Following the Russian Invasion of Ukraine, the Ukrainian Government and NGOs (Non-governmental organizations), providing support to the military – have raised $30.8 million through more than 26,000 crypto asset donations since the start of the Russian Invasion. One NGO received a single Bitcoin donation of $3 million, while Polkadot founder Gavin Wood donated $5.8 million.
Cryptoassets such as Bitcoin have emerged as an essential alternative crowdfunding method. They allow quick, cross-border donations, bypassing financial institutions that might block payments to these groups.
On February 26th, Twitter accounts belonging to the Ukrainian Government posted pleas for crypto asset donations. Vitalik Buterin, who co-founded the Ethereum blockchain, had expressed concerns the Twitter accounts may have been hacked, meaning any crypto donations could have ended up in the hands of malicious actors.
But a spokesperson for Ukraine’s Ministry of Transformation has confirmed that the plea for cryptocurrency donations is genuine – and that its communication channels are “secure.”
The addresses listed in the tweets have received $23.3 million.
This includes a single donation worth $1.86 million, which appears to have originated from the sale of NFTs intended initially to raise funds for Julian Assange. In addition, two Bitcoin donations were also received from a single address, with a total value of ~$1.7 million.
Several million dollars in crypto donations have also been received by Come Back Alive, a Ukrainian NGO which supports the military – as described in previous Elliptic research.
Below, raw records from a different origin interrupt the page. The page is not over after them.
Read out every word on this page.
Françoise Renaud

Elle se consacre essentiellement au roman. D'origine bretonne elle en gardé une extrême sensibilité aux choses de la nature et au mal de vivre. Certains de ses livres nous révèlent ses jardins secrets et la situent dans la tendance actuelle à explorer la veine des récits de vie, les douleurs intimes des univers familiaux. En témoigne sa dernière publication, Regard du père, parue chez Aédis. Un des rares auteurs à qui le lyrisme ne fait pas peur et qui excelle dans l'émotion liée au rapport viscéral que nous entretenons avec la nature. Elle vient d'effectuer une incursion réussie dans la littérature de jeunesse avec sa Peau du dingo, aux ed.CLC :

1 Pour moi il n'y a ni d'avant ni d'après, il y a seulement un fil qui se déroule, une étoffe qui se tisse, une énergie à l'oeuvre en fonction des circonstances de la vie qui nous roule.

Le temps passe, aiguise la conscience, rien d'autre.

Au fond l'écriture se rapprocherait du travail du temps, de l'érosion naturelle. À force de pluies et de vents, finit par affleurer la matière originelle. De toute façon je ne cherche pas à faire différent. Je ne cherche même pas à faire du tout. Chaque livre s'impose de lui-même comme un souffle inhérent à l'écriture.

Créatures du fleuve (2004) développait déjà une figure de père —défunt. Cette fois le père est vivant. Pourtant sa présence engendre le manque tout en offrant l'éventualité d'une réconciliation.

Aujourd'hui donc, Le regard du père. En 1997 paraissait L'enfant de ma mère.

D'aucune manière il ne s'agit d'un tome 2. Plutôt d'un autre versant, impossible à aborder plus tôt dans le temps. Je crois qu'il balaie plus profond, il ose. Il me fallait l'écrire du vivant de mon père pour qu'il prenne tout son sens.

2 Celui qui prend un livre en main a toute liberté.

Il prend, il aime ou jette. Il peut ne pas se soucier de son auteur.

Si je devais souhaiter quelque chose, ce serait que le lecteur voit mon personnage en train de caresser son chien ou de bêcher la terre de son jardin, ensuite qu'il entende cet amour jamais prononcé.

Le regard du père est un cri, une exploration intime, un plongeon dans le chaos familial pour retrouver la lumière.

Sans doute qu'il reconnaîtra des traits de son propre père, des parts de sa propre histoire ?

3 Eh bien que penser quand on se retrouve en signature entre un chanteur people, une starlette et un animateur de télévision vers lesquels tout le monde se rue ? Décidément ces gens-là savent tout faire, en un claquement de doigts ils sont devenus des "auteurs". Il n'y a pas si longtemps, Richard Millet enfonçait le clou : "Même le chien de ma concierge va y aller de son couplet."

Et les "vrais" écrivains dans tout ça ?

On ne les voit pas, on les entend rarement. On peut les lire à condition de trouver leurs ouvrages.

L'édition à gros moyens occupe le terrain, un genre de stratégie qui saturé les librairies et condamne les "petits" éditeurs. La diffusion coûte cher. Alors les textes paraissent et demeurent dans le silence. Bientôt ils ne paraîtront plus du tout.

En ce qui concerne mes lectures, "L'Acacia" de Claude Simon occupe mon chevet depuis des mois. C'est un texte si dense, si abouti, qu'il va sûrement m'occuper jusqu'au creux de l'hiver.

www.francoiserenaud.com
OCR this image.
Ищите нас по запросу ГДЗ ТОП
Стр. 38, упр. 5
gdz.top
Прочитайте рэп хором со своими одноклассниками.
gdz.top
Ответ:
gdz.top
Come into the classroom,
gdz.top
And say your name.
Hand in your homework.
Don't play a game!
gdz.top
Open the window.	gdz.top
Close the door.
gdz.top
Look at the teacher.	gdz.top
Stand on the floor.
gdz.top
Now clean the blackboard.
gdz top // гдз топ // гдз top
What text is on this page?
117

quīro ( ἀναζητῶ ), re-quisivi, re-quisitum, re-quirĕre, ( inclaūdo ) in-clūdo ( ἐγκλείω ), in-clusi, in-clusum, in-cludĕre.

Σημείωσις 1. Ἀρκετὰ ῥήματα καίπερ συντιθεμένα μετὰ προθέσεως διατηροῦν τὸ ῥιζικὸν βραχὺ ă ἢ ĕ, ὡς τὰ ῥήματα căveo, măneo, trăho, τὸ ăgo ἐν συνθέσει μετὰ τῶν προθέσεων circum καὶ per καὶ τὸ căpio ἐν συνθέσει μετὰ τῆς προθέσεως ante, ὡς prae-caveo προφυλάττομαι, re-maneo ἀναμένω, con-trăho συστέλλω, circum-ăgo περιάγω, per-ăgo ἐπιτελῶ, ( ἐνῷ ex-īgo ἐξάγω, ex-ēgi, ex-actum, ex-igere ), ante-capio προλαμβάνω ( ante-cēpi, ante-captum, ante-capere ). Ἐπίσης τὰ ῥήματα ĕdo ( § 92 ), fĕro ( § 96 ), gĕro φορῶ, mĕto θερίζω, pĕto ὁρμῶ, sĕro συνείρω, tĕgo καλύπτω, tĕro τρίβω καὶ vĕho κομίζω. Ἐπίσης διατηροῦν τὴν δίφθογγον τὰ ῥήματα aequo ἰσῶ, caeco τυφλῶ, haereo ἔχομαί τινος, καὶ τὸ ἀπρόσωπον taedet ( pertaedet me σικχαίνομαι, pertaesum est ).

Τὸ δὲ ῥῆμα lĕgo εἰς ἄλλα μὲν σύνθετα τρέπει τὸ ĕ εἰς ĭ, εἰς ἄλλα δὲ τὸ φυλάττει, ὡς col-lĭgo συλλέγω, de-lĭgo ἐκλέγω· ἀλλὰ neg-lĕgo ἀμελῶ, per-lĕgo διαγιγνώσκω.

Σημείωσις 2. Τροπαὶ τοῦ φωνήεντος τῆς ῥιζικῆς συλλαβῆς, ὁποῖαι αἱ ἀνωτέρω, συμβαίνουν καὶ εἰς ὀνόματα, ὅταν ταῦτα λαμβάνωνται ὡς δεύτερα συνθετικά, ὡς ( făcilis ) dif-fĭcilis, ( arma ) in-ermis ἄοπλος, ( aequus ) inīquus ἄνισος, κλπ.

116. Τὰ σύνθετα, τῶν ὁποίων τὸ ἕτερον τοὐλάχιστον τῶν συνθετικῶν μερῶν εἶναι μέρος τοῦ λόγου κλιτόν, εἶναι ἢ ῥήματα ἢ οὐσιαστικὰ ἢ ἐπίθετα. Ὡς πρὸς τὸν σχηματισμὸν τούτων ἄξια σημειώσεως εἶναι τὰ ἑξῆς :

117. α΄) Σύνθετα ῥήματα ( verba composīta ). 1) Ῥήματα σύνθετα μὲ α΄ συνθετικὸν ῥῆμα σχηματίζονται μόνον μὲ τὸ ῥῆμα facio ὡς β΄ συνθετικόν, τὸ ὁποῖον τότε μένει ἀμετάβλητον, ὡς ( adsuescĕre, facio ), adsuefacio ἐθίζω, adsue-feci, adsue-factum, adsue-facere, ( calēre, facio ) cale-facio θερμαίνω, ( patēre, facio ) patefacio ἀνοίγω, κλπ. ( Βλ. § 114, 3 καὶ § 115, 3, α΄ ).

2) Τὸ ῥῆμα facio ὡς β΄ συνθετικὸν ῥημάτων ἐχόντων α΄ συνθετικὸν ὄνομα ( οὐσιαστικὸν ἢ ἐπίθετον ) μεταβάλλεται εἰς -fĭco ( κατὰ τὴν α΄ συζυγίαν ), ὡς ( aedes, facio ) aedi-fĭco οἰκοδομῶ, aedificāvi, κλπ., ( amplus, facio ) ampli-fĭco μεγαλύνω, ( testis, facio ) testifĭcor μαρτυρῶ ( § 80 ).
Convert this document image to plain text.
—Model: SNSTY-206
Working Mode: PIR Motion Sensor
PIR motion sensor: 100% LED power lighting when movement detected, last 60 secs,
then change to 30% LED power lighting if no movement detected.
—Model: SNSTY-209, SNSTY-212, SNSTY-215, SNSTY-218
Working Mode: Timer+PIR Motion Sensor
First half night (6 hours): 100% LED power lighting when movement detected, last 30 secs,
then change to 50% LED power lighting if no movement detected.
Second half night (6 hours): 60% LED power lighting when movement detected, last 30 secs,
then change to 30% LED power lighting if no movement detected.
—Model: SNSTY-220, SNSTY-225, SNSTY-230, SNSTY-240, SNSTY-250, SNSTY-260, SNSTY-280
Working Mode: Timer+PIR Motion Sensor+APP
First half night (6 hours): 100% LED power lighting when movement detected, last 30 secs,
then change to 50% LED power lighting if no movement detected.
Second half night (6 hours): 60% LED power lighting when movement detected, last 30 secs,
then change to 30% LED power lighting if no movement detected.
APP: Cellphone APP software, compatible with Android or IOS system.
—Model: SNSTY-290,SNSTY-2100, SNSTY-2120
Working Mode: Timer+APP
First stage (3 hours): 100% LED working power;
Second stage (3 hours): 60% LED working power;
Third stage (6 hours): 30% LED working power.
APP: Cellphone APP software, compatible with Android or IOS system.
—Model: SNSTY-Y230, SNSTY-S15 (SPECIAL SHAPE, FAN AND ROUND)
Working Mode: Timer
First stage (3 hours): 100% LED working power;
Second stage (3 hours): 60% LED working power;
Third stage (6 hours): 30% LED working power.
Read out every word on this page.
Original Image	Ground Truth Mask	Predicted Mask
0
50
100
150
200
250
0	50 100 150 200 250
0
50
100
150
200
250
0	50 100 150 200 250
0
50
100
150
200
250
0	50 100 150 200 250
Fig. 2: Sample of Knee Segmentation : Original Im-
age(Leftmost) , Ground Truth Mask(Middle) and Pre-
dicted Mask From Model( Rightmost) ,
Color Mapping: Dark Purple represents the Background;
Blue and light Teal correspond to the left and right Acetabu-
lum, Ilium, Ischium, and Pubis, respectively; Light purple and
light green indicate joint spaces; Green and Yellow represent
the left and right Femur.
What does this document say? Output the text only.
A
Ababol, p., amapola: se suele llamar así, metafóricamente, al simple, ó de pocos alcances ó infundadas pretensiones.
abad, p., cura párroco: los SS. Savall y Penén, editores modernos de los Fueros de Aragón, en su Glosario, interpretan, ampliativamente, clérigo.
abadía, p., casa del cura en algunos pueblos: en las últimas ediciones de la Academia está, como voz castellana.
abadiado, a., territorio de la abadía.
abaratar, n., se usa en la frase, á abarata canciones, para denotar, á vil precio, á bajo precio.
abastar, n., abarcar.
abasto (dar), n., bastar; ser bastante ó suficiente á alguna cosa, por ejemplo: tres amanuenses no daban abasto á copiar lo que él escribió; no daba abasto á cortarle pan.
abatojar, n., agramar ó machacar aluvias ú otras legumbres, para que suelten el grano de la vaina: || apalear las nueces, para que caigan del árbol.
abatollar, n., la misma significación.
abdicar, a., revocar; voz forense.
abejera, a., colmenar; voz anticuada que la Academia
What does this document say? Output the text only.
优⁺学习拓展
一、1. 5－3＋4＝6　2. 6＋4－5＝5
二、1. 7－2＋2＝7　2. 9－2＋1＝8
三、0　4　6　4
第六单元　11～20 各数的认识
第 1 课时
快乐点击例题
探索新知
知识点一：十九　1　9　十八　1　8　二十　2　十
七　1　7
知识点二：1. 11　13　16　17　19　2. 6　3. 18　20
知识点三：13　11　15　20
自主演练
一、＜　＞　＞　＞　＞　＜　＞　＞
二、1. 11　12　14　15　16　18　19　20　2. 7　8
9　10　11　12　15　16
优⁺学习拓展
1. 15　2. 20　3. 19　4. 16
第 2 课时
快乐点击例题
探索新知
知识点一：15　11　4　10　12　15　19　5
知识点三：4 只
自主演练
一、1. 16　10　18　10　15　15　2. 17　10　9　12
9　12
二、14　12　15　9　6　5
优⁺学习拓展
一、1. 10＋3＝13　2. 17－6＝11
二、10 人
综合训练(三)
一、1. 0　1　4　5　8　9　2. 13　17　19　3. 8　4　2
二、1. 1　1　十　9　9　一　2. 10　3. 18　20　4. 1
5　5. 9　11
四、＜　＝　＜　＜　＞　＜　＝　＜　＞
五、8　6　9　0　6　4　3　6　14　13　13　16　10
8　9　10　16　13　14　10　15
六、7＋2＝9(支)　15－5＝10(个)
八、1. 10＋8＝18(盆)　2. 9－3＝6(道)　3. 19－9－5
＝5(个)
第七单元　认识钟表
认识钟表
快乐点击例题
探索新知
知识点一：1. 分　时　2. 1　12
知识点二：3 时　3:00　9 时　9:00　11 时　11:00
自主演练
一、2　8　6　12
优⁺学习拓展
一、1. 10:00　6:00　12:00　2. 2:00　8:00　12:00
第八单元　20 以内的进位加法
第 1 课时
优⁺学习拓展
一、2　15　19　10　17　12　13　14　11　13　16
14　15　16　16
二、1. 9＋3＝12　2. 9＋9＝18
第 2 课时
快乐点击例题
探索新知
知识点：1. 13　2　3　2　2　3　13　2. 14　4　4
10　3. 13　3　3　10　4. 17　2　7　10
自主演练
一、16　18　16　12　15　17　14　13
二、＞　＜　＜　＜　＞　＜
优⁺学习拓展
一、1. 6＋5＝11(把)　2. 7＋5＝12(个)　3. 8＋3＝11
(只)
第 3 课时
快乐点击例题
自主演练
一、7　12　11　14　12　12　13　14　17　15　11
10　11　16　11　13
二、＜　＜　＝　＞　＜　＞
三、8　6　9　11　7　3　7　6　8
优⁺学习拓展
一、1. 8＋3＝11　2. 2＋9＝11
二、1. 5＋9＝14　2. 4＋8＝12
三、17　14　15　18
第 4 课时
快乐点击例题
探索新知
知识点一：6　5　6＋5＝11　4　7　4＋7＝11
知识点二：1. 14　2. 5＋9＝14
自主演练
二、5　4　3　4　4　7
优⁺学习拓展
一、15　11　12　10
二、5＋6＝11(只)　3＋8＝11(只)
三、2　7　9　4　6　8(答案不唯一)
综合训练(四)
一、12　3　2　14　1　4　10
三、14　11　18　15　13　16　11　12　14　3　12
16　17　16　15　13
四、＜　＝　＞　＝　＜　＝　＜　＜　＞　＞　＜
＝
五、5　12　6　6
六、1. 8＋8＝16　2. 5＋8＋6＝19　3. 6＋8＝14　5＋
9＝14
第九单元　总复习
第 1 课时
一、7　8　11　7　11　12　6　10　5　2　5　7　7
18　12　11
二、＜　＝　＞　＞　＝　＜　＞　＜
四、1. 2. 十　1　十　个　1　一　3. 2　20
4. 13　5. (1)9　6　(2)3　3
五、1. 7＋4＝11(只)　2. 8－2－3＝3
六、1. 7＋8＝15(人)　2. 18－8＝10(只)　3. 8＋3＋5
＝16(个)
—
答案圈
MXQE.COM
On February 24th, the membership platform Patreon announced that it had suspended Come Back Alive’s page due to policy violations as a result of its military activity.
But Come Back Alive now has a new source of funding: a crypto collective called UkraineDAO, which was formed last week by crypto enthusiasts working with the Russian protest band Pussy Riot. A spokeswoman for UkraineDAO said it had raised more than $4 million in cryptocurrency for Come Back Alive.
In an interview, Nadya Tolokonnikova, a band member, said that Come Back Alive had agreed to spend the funds on medical support for victims of the war rather than arming soldiers.
“Blockchain allows us to scale our efforts in a way that wasn’t possible for us before,” Ms. Tolokonnikova said, referring to the decentralized ledger system that underlies cryptocurrencies.
“The old ways of raising money sometimes are really slow and just clumsy.”
Come Back Alive took its name from the messages inscribed on bulletproof vests it gave to Ukraine’s army. It provides military equipment, training, and medical supplies to soldiers on the ground.
It’s not only crypto assets that are being donated; people are also sending NFTs (non-fungible tokens) to the Ukrainian Ethereum Account. One such NFT has a value of approximately $300.
The donations are a drop in the bucket in the context of the conflict. Last year, Ukraine’s defense budget was about $4 billion; Russia spends more than ten times that much on its military. Ukraine’s Government’s main focus right now is making sure that those in need are taken care of — whether in cryptocurrency or not. It’s easy to send crypto, but it’s not necessarily easy for people to receive it if the internet or power is cut off. For those who had it, cash was still the best strategy.